Уиллоуби не приготовился к такому вопросу. Если бы все сложилось удачно, он уехал бы через двенадцать часов, но почему-то он никак не мог сказать Девитту:
— То есть как — «что мы теперь будем делать»? Сядем в машину и поедем в Верден или еще куда-нибудь и там будем выжидать, пока не минует самое худшее.
— У вас, вероятно, был какой-нибудь план? — спросил Девитт. — Не думали же вы, что закроете лавочку, и кончено дело?
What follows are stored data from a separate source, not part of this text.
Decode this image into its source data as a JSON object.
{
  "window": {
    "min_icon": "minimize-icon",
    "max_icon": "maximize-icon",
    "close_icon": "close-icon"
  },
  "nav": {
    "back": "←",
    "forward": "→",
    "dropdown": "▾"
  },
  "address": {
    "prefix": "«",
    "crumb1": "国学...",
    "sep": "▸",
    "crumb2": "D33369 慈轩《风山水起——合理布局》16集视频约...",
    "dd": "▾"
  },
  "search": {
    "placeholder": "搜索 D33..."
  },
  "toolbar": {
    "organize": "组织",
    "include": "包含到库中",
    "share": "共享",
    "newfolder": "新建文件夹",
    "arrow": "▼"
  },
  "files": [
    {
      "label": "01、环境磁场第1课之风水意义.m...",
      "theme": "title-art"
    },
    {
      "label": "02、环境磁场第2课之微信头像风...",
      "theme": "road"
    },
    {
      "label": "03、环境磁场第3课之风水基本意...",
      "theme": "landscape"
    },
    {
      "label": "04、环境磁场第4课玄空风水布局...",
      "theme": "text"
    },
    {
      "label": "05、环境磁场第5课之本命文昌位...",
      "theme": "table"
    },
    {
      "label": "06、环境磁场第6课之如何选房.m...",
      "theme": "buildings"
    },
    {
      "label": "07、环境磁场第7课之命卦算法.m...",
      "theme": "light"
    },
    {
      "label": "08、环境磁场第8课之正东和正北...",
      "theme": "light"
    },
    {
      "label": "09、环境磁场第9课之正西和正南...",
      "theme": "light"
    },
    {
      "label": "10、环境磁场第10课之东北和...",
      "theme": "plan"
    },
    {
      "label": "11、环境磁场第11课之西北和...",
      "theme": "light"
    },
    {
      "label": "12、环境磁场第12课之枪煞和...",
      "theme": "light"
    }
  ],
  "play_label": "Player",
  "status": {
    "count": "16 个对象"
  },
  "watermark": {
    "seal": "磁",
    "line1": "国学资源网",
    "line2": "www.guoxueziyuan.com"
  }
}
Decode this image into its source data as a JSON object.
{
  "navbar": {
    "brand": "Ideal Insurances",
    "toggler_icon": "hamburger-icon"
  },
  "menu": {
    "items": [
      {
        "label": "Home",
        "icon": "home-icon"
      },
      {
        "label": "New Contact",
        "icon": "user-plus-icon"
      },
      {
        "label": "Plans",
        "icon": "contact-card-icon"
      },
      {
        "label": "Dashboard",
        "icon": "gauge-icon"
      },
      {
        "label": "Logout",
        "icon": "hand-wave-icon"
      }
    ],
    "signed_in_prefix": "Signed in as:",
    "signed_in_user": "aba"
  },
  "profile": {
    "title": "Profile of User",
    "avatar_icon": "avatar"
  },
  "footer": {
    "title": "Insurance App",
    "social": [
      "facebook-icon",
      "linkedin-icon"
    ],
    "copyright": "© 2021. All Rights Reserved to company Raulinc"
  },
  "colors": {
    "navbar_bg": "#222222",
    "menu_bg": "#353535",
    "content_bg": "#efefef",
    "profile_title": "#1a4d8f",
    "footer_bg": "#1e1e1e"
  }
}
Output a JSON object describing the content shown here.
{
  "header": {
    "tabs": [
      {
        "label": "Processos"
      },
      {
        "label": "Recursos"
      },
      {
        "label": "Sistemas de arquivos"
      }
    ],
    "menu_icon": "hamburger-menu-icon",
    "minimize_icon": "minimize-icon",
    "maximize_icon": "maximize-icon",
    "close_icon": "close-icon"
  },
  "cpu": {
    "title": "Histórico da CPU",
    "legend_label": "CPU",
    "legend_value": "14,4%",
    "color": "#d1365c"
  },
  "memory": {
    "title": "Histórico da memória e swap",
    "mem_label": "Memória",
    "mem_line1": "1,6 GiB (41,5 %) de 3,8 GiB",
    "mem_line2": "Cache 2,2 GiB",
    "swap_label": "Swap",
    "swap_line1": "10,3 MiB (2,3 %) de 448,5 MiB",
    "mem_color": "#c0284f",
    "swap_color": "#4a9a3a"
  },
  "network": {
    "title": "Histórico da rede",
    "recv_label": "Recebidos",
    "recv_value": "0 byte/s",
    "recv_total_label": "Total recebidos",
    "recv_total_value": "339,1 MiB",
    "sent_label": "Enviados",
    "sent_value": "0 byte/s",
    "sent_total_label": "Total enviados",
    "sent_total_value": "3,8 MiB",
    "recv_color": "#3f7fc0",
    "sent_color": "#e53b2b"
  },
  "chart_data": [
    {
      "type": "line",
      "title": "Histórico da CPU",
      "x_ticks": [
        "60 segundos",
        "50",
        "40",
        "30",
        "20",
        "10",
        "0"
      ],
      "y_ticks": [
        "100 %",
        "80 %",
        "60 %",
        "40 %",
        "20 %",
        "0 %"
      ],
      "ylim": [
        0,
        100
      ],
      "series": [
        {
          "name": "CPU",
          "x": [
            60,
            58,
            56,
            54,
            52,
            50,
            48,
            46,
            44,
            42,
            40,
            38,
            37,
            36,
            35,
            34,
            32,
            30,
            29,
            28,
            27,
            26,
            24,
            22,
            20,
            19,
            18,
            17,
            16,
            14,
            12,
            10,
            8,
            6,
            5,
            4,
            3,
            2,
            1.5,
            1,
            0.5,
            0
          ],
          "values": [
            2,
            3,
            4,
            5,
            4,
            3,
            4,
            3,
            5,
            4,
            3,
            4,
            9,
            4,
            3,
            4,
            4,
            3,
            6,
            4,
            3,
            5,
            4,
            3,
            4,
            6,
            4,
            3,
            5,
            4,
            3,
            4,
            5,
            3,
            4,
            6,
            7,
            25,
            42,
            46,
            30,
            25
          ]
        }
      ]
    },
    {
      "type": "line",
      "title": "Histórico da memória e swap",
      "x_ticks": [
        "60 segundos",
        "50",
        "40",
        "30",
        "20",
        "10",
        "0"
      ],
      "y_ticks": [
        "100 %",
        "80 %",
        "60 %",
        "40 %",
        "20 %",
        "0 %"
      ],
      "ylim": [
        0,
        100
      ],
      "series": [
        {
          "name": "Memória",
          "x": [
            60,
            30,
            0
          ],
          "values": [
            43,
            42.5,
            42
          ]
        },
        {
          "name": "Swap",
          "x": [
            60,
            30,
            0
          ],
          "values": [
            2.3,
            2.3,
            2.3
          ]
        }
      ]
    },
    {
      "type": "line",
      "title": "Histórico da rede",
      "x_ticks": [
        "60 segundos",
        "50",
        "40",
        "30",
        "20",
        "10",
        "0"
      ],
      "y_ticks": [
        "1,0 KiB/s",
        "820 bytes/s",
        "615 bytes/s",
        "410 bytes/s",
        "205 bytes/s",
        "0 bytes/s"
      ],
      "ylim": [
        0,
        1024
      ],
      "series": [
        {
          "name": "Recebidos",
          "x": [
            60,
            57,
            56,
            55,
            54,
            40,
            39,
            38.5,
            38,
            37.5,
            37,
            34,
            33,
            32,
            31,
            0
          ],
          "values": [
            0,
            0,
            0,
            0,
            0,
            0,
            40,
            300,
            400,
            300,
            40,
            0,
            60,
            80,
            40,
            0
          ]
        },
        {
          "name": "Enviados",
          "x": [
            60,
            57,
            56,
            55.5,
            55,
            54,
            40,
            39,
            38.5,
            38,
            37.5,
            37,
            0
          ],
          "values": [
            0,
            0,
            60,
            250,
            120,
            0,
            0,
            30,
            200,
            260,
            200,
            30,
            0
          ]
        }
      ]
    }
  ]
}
— Разумеется, нет! Разумеется, нет! — поторопился ответить Уиллоуби. — Но я не хотел составлять никаких планов без вас. Я спасал оборудование, которое нельзя заменить, спасал людей, а остальное должны решать вы… — Девитт молча глядел на свой стол, и потому Уиллоуби неуверенно прибавил:
— По крайней мере, я так думал…
— Вы приняли без меня очень важное решение, — сказал Девитт. Его глаза, в которых обычно светилась искорка юмора, смотрели холодно и строго. — Я хотел только узнать, были ли еще какие-нибудь решения, не выполненные, но уже принятые.
— Нет, — заверил его Уиллоуби, — больше никаких не было. Вы, кажется, подозреваете, что я превысил свои полномочия. Нет, сэр. Мы тут остались в таком тяжелом положении, а от вас не было ни слова. Боже мой, я перевернул небо и землю, чтобы связаться с вами! А ведь что-то надо было делать — вот мы и представили вопрос на разрешение генералу Фарришу…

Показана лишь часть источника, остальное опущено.